Lina memiliki suami yang royal, puluhan juta selalu masuk ke rekening setiap bulan. Hadiah mewah dan mahal kerap didapatkan. Namun, kepuasan batin tidak pernah Lina dapatkan dari Rudi selama pernikahan.
Suaminya hanya memikirkan pekerjaan sampai membuat istrinya kesepian. Tidak pernah suaminya tahu jika istrinya terpaksa menggunakan alat mainan demi mencapai kepuasan.
Lambat laun kecurigaan muncul, Lina penasaran kenapa suaminya jarang mau berhubungan suami istri. Ditambah lagi dengan misteri pembalut yang cepat habis. Ia pernah menemukan pembalutnya ada di dalam tas Rudi.

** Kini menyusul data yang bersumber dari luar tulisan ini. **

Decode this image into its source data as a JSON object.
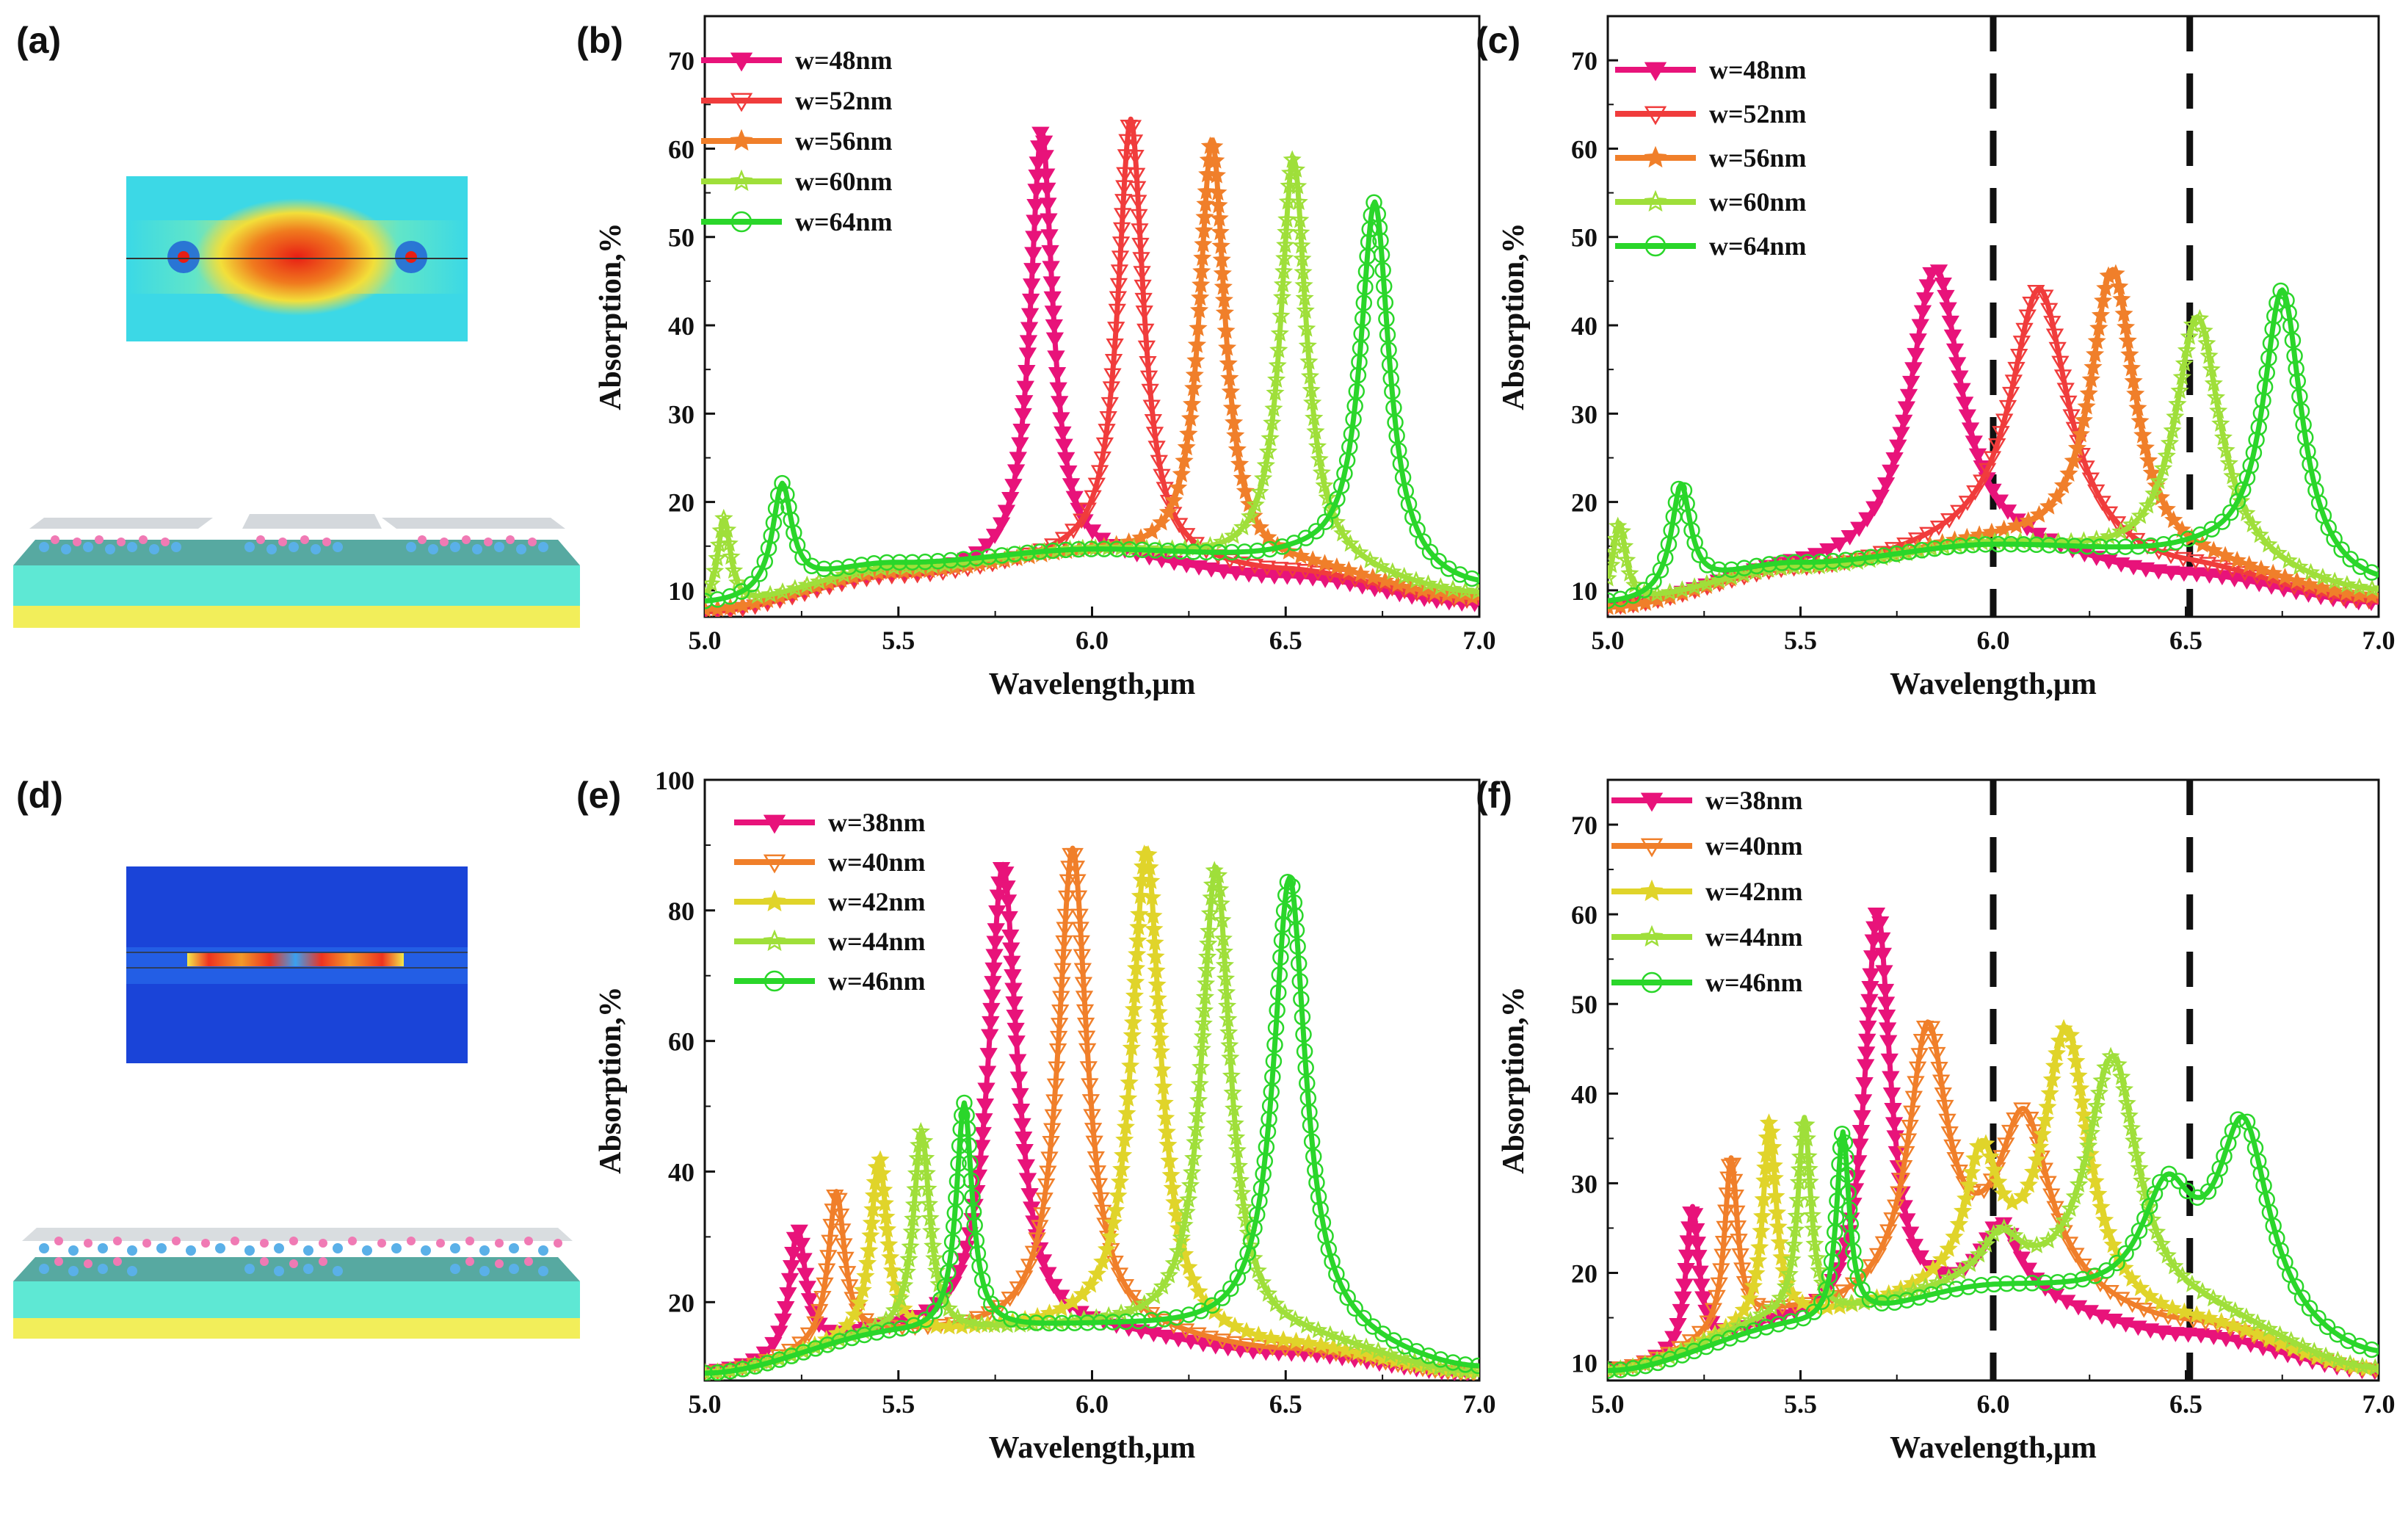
{
  "figure": {
    "panel_labels": [
      "(a)",
      "(b)",
      "(c)",
      "(d)",
      "(e)",
      "(f)"
    ]
  },
  "chart_data": [
    {
      "panel": "(b)",
      "type": "line",
      "xlabel": "Wavelength,μm",
      "ylabel": "Absorption,%",
      "xlim": [
        5.0,
        7.0
      ],
      "ylim": [
        7,
        75
      ],
      "xticks": [
        5.0,
        5.5,
        6.0,
        6.5,
        7.0
      ],
      "xtick_labels": [
        "5.0",
        "5.5",
        "6.0",
        "6.5",
        "7.0"
      ],
      "yticks": [
        10,
        20,
        30,
        40,
        50,
        60,
        70
      ],
      "ytick_labels": [
        "10",
        "20",
        "30",
        "40",
        "50",
        "60",
        "70"
      ],
      "legend_position": "top-left",
      "dashed_lines": [],
      "series": [
        {
          "name": "w=48nm",
          "color": "#e8137a",
          "marker": "tri-down-filled",
          "base": [
            [
              5.0,
              7.5
            ],
            [
              5.5,
              11.5
            ],
            [
              6.0,
              13.5
            ],
            [
              6.5,
              11.5
            ],
            [
              7.0,
              8.5
            ]
          ],
          "peaks": [
            [
              5.87,
              49,
              0.035
            ]
          ]
        },
        {
          "name": "w=52nm",
          "color": "#f03c3c",
          "marker": "tri-down-open",
          "base": [
            [
              5.0,
              7.5
            ],
            [
              5.5,
              11.5
            ],
            [
              6.0,
              13.5
            ],
            [
              6.5,
              12.0
            ],
            [
              7.0,
              8.8
            ]
          ],
          "peaks": [
            [
              6.1,
              50,
              0.04
            ]
          ]
        },
        {
          "name": "w=56nm",
          "color": "#f07f2a",
          "marker": "star-filled",
          "base": [
            [
              5.0,
              7.8
            ],
            [
              5.5,
              12.0
            ],
            [
              6.0,
              14.0
            ],
            [
              6.5,
              12.5
            ],
            [
              7.0,
              9.0
            ]
          ],
          "peaks": [
            [
              6.31,
              48,
              0.04
            ]
          ]
        },
        {
          "name": "w=60nm",
          "color": "#9fdf3a",
          "marker": "star-open",
          "base": [
            [
              5.0,
              8.0
            ],
            [
              5.5,
              12.5
            ],
            [
              6.0,
              14.5
            ],
            [
              6.5,
              13.0
            ],
            [
              7.0,
              9.5
            ]
          ],
          "peaks": [
            [
              6.52,
              46,
              0.04
            ],
            [
              5.05,
              10,
              0.02
            ]
          ]
        },
        {
          "name": "w=64nm",
          "color": "#2ad62a",
          "marker": "circle-open",
          "base": [
            [
              5.0,
              8.5
            ],
            [
              5.5,
              13.0
            ],
            [
              6.0,
              14.5
            ],
            [
              6.5,
              13.5
            ],
            [
              7.0,
              10.0
            ]
          ],
          "peaks": [
            [
              6.73,
              42,
              0.045
            ],
            [
              5.2,
              12,
              0.03
            ]
          ]
        }
      ]
    },
    {
      "panel": "(c)",
      "type": "line",
      "xlabel": "Wavelength,μm",
      "ylabel": "Absorption,%",
      "xlim": [
        5.0,
        7.0
      ],
      "ylim": [
        7,
        75
      ],
      "xticks": [
        5.0,
        5.5,
        6.0,
        6.5,
        7.0
      ],
      "xtick_labels": [
        "5.0",
        "5.5",
        "6.0",
        "6.5",
        "7.0"
      ],
      "yticks": [
        10,
        20,
        30,
        40,
        50,
        60,
        70
      ],
      "ytick_labels": [
        "10",
        "20",
        "30",
        "40",
        "50",
        "60",
        "70"
      ],
      "legend_position": "top-left",
      "dashed_lines": [
        6.0,
        6.51
      ],
      "series": [
        {
          "name": "w=48nm",
          "color": "#e8137a",
          "marker": "tri-down-filled",
          "base": [
            [
              5.0,
              8.0
            ],
            [
              5.5,
              12.0
            ],
            [
              6.0,
              14.0
            ],
            [
              6.5,
              11.5
            ],
            [
              7.0,
              8.5
            ]
          ],
          "peaks": [
            [
              5.85,
              33,
              0.08
            ]
          ]
        },
        {
          "name": "w=52nm",
          "color": "#f03c3c",
          "marker": "tri-down-open",
          "base": [
            [
              5.0,
              8.0
            ],
            [
              5.5,
              12.0
            ],
            [
              6.0,
              14.5
            ],
            [
              6.5,
              12.0
            ],
            [
              7.0,
              8.5
            ]
          ],
          "peaks": [
            [
              6.12,
              30,
              0.09
            ]
          ]
        },
        {
          "name": "w=56nm",
          "color": "#f07f2a",
          "marker": "star-filled",
          "base": [
            [
              5.0,
              8.0
            ],
            [
              5.5,
              12.5
            ],
            [
              6.0,
              15.0
            ],
            [
              6.5,
              12.5
            ],
            [
              7.0,
              9.0
            ]
          ],
          "peaks": [
            [
              6.31,
              33,
              0.07
            ]
          ]
        },
        {
          "name": "w=60nm",
          "color": "#9fdf3a",
          "marker": "star-open",
          "base": [
            [
              5.0,
              8.5
            ],
            [
              5.5,
              12.5
            ],
            [
              6.0,
              15.0
            ],
            [
              6.5,
              13.0
            ],
            [
              7.0,
              9.5
            ]
          ],
          "peaks": [
            [
              6.53,
              28,
              0.07
            ],
            [
              5.03,
              9,
              0.02
            ]
          ]
        },
        {
          "name": "w=64nm",
          "color": "#2ad62a",
          "marker": "circle-open",
          "base": [
            [
              5.0,
              8.5
            ],
            [
              5.5,
              13.0
            ],
            [
              6.0,
              15.0
            ],
            [
              6.5,
              14.0
            ],
            [
              7.0,
              10.0
            ]
          ],
          "peaks": [
            [
              6.75,
              32,
              0.06
            ],
            [
              5.19,
              12,
              0.03
            ]
          ]
        }
      ]
    },
    {
      "panel": "(e)",
      "type": "line",
      "xlabel": "Wavelength,μm",
      "ylabel": "Absorption,%",
      "xlim": [
        5.0,
        7.0
      ],
      "ylim": [
        8,
        100
      ],
      "xticks": [
        5.0,
        5.5,
        6.0,
        6.5,
        7.0
      ],
      "xtick_labels": [
        "5.0",
        "5.5",
        "6.0",
        "6.5",
        "7.0"
      ],
      "yticks": [
        20,
        40,
        60,
        80,
        100
      ],
      "ytick_labels": [
        "20",
        "40",
        "60",
        "80",
        "100"
      ],
      "legend_position": "top-left",
      "dashed_lines": [],
      "series": [
        {
          "name": "w=38nm",
          "color": "#e8137a",
          "marker": "tri-down-filled",
          "base": [
            [
              5.0,
              9.0
            ],
            [
              5.5,
              15.0
            ],
            [
              6.0,
              15.0
            ],
            [
              6.5,
              12.0
            ],
            [
              7.0,
              9.0
            ]
          ],
          "peaks": [
            [
              5.77,
              72,
              0.045
            ],
            [
              5.24,
              19,
              0.025
            ]
          ]
        },
        {
          "name": "w=40nm",
          "color": "#f07f2a",
          "marker": "tri-down-open",
          "base": [
            [
              5.0,
              9.0
            ],
            [
              5.5,
              15.0
            ],
            [
              6.0,
              15.5
            ],
            [
              6.5,
              12.5
            ],
            [
              7.0,
              9.0
            ]
          ],
          "peaks": [
            [
              5.95,
              74,
              0.045
            ],
            [
              5.34,
              23,
              0.025
            ]
          ]
        },
        {
          "name": "w=42nm",
          "color": "#e0d42a",
          "marker": "star-filled",
          "base": [
            [
              5.0,
              9.0
            ],
            [
              5.5,
              15.0
            ],
            [
              6.0,
              16.0
            ],
            [
              6.5,
              13.0
            ],
            [
              7.0,
              9.0
            ]
          ],
          "peaks": [
            [
              6.14,
              74,
              0.045
            ],
            [
              5.45,
              27,
              0.025
            ]
          ]
        },
        {
          "name": "w=44nm",
          "color": "#9fdf3a",
          "marker": "star-open",
          "base": [
            [
              5.0,
              9.0
            ],
            [
              5.5,
              15.0
            ],
            [
              6.0,
              16.0
            ],
            [
              6.5,
              14.0
            ],
            [
              7.0,
              9.0
            ]
          ],
          "peaks": [
            [
              6.32,
              72,
              0.045
            ],
            [
              5.56,
              31,
              0.025
            ]
          ]
        },
        {
          "name": "w=46nm",
          "color": "#2ad62a",
          "marker": "circle-open",
          "base": [
            [
              5.0,
              9.0
            ],
            [
              5.5,
              15.0
            ],
            [
              6.0,
              16.0
            ],
            [
              6.5,
              15.0
            ],
            [
              7.0,
              9.5
            ]
          ],
          "peaks": [
            [
              6.51,
              70,
              0.05
            ],
            [
              5.67,
              35,
              0.025
            ]
          ]
        }
      ]
    },
    {
      "panel": "(f)",
      "type": "line",
      "xlabel": "Wavelength,μm",
      "ylabel": "Absorption,%",
      "xlim": [
        5.0,
        7.0
      ],
      "ylim": [
        8,
        75
      ],
      "xticks": [
        5.0,
        5.5,
        6.0,
        6.5,
        7.0
      ],
      "xtick_labels": [
        "5.0",
        "5.5",
        "6.0",
        "6.5",
        "7.0"
      ],
      "yticks": [
        10,
        20,
        30,
        40,
        50,
        60,
        70
      ],
      "ytick_labels": [
        "10",
        "20",
        "30",
        "40",
        "50",
        "60",
        "70"
      ],
      "legend_position": "top-left",
      "dashed_lines": [
        6.0,
        6.51
      ],
      "series": [
        {
          "name": "w=38nm",
          "color": "#e8137a",
          "marker": "tri-down-filled",
          "base": [
            [
              5.0,
              9.0
            ],
            [
              5.5,
              14.0
            ],
            [
              6.0,
              17.0
            ],
            [
              6.5,
              13.0
            ],
            [
              7.0,
              9.0
            ]
          ],
          "peaks": [
            [
              5.7,
              45,
              0.04
            ],
            [
              5.22,
              16,
              0.02
            ],
            [
              6.02,
              8,
              0.06
            ]
          ]
        },
        {
          "name": "w=40nm",
          "color": "#f07f2a",
          "marker": "tri-down-open",
          "base": [
            [
              5.0,
              9.0
            ],
            [
              5.5,
              15.0
            ],
            [
              6.0,
              18.0
            ],
            [
              6.5,
              14.0
            ],
            [
              7.0,
              9.0
            ]
          ],
          "peaks": [
            [
              5.83,
              29,
              0.06
            ],
            [
              5.32,
              19,
              0.02
            ],
            [
              6.08,
              19,
              0.08
            ]
          ]
        },
        {
          "name": "w=42nm",
          "color": "#e0d42a",
          "marker": "star-filled",
          "base": [
            [
              5.0,
              9.0
            ],
            [
              5.5,
              15.0
            ],
            [
              6.0,
              18.0
            ],
            [
              6.5,
              14.0
            ],
            [
              7.0,
              9.0
            ]
          ],
          "peaks": [
            [
              6.19,
              30,
              0.07
            ],
            [
              5.42,
              22,
              0.02
            ],
            [
              5.97,
              14,
              0.05
            ]
          ]
        },
        {
          "name": "w=44nm",
          "color": "#9fdf3a",
          "marker": "star-open",
          "base": [
            [
              5.0,
              9.0
            ],
            [
              5.5,
              15.0
            ],
            [
              6.0,
              18.0
            ],
            [
              6.5,
              15.0
            ],
            [
              7.0,
              9.0
            ]
          ],
          "peaks": [
            [
              6.31,
              28,
              0.08
            ],
            [
              5.51,
              22,
              0.02
            ],
            [
              6.02,
              5,
              0.06
            ]
          ]
        },
        {
          "name": "w=46nm",
          "color": "#2ad62a",
          "marker": "circle-open",
          "base": [
            [
              5.0,
              9.0
            ],
            [
              5.5,
              14.0
            ],
            [
              6.0,
              18.0
            ],
            [
              6.5,
              16.0
            ],
            [
              7.0,
              10.0
            ]
          ],
          "peaks": [
            [
              6.65,
              21,
              0.08
            ],
            [
              5.61,
              21,
              0.02
            ],
            [
              6.45,
              12,
              0.08
            ]
          ]
        }
      ]
    }
  ]
}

Sebenarnya, untuk apa Rudi membawa pembalut di dalam tasnya? Apa yang salah dengan suaminya?
Karya ini diterbitkan atas izin NovelToon Momoy Dandelion, isi konten hanyalah pandangan pribadi pembuatnya, tidak mewakili NovelToon sendiri
Bab 14: Obrolan Dua Orang Kesepian
"Kamu tidak takut istrimu selingkuh?" tanya Lina.
Trian hanya senyum-senyum dengan ucapan Lina yang tampak sedang ingin membalasnya.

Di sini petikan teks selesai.